Mais le courage a ses limites. Dès le jour suivant, le NYT publia une note du rédacteur précisant que Barghouti avait été condamné pour meurtre. C’était céder de façon abjecte à la pression sioniste.

L’homme qui a revendiqué cette victoire est un individu que je trouve particulièrement odieux. Il se fait appeler Michael Oren et est actuellement ministre adjoint en Israël, mais il est né aux USA et fait partie d’un groupuscule de Juifs américains qui sont des super-super-patriotes d’Israël. Il a adopté la citoyenneté israélienne et un nom israélien pour remplir la fonction d’ambassadeur d’Israël aux USA. En tant que tel il s’est fait remarquer en tenant des discours anti-arabes particulièrement virulents, au point de faire apparaître même Nétanyahou comme un modéré.

Je doute que cette personne ait jamais sacrifié quoi que ce soit à son patriotisme, en fait il en a seulement fait une carrière. Mais il parle avec mépris de Barghouti, qui a passé une grande partie de sa vie en prison et en exil. Il qualifie l’article de Barghouti dans le New York Times d’‟acte terroriste journalistique”. Regardez qui parle.

UNE GRÈVE DE LA FAIM est une action très courageuse. C’est la dernière arme des gens les moins protégés sur terre – les prisonniers. L’abominable Margaret Thatcher a laissé les grévistes de la faim irlandais mourir de faim.

Les autorités israéliennes voulurent alimenter de force les grévistes de la faim. L’Association des Médecins Israéliens – c’est tout à son honneur – refusa de coopérer, parce que de telles actes avaient conduit dans le passé à la mort des victimes. Cela mit fin à cette sorte de torture.

Barghouti exige que les prisonniers politiques palestiniens soient traités comme des prisonniers de guerre. Cela n’a aucune chance.
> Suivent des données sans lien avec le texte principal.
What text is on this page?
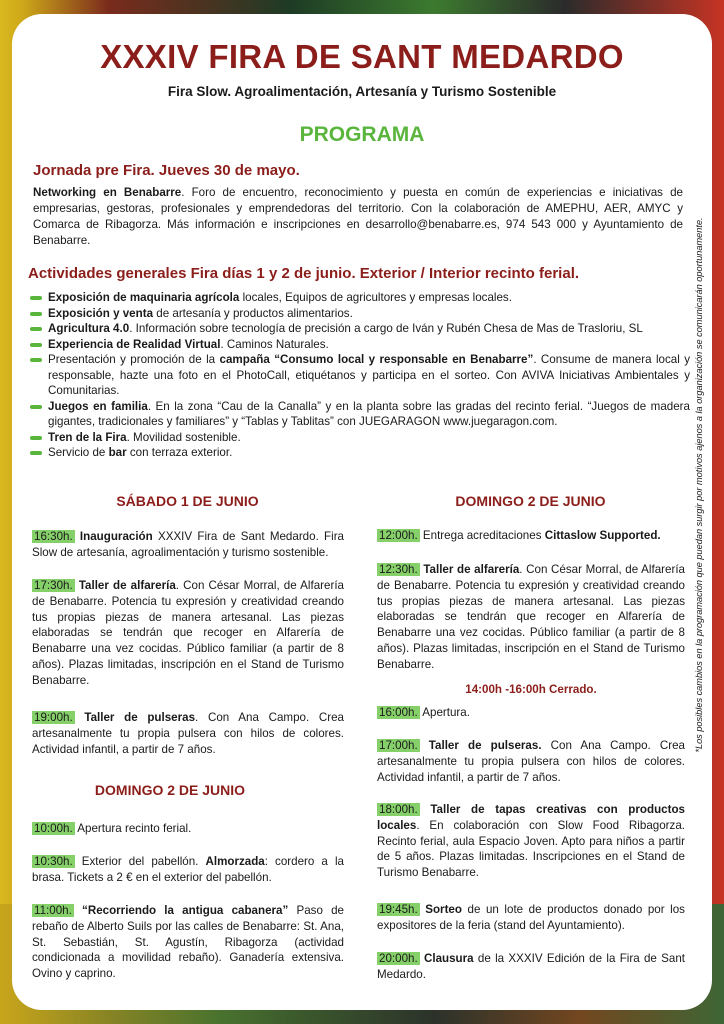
XXXIV FIRA DE SANT MEDARDO
Fira Slow. Agroalimentación, Artesanía y Turismo Sostenible
PROGRAMA
Jornada pre Fira. Jueves 30 de mayo.
Networking en Benabarre. Foro de encuentro, reconocimiento y puesta en común de experiencias e iniciativas de empresarias, gestoras, profesionales y emprendedoras del territorio. Con la colaboración de AMEPHU, AER, AMYC y Comarca de Ribagorza. Más información e inscripciones en desarrollo@benabarre.es, 974 543 000 y Ayuntamiento de Benabarre.
Actividades generales Fira días 1 y 2 de junio. Exterior / Interior recinto ferial.
Exposición de maquinaria agrícola locales, Equipos de agricultores y empresas locales.
Exposición y venta de artesanía y productos alimentarios.
Agricultura 4.0. Información sobre tecnología de precisión a cargo de Iván y Rubén Chesa de Mas de Trasloriu, SL
Experiencia de Realidad Virtual. Caminos Naturales.
Presentación y promoción de la campaña “Consumo local y responsable en Benabarre”. Consume de manera local y responsable, hazte una foto en el PhotoCall, etiquétanos y participa en el sorteo. Con AVIVA Iniciativas Ambientales y Comunitarias.
Juegos en familia. En la zona “Cau de la Canalla” y en la planta sobre las gradas del recinto ferial. “Juegos de madera gigantes, tradicionales y familiares” y “Tablas y Tablitas” con JUEGARAGON www.juegaragon.com.
Tren de la Fira. Movilidad sostenible.
Servicio de bar con terraza exterior.
SÁBADO 1 DE JUNIO
16:30h. Inauguración XXXIV Fira de Sant Medardo. Fira Slow de artesanía, agroalimentación y turismo sostenible.
17:30h. Taller de alfarería. Con César Morral, de Alfarería de Benabarre. Potencia tu expresión y creatividad creando tus propias piezas de manera artesanal. Las piezas elaboradas se tendrán que recoger en Alfarería de Benabarre una vez cocidas. Público familiar (a partir de 8 años). Plazas limitadas, inscripción en el Stand de Turismo Benabarre.
19:00h. Taller de pulseras. Con Ana Campo. Crea artesanalmente tu propia pulsera con hilos de colores. Actividad infantil, a partir de 7 años.
DOMINGO 2 DE JUNIO
10:00h. Apertura recinto ferial.
10:30h. Exterior del pabellón. Almorzada: cordero a la brasa. Tickets a 2 € en el exterior del pabellón.
11:00h. “Recorriendo la antigua cabanera” Paso de rebaño de Alberto Suils por las calles de Benabarre: St. Ana, St. Sebastián, St. Agustín, Ribagorza (actividad condicionada a movilidad rebaño). Ganadería extensiva. Ovino y caprino.
DOMINGO 2 DE JUNIO
12:00h. Entrega acreditaciones Cittaslow Supported.
12:30h. Taller de alfarería. Con César Morral, de Alfarería de Benabarre. Potencia tu expresión y creatividad creando tus propias piezas de manera artesanal. Las piezas elaboradas se tendrán que recoger en Alfarería de Benabarre una vez cocidas. Público familiar (a partir de 8 años). Plazas limitadas, inscripción en el Stand de Turismo Benabarre.
14:00h -16:00h Cerrado.
16:00h. Apertura.
17:00h. Taller de pulseras. Con Ana Campo. Crea artesanalmente tu propia pulsera con hilos de colores. Actividad infantil, a partir de 7 años.
18:00h. Taller de tapas creativas con productos locales. En colaboración con Slow Food Ribagorza. Recinto ferial, aula Espacio Joven. Apto para niños a partir de 5 años. Plazas limitadas. Inscripciones en el Stand de Turismo Benabarre.
19:45h. Sorteo de un lote de productos donado por los expositores de la feria (stand del Ayuntamiento).
20:00h. Clausura de la XXXIV Edición de la Fira de Sant Medardo.
*Los posibles cambios en la programación que puedan surgir por motivos ajenos a la organización se comunicarán oportunamente.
Cependant, on devrait exiger que toutes les catégories de prisonniers soient traités humainement. Cela signifie que la privation de liberté soit la seule punition infligée, et que les conditions de vie en prison soient convenables.

Dans quelques prisons israéliennes, il semble qu’un certain modus vivendi ait été institué entre les autorités de la prison et les prisonniers palestiniens. Dans d’autres ce n’est pas le cas. On a l’impression que le service des prisons est l’ennemi des prisonniers, rendant leur vie aussi misérable que possible. Actuellement cela a empiré, en réaction à la grève.

Cette politique est cruelle, illégale et contre-productive. Il n’y a aucun moyen de triompher contre une grève de la faim. Les prisonniers sont obligés de gagner, spécialement quand des gens sérieux, dans le monde entier, observent la situation. Peut-être même le New York Times.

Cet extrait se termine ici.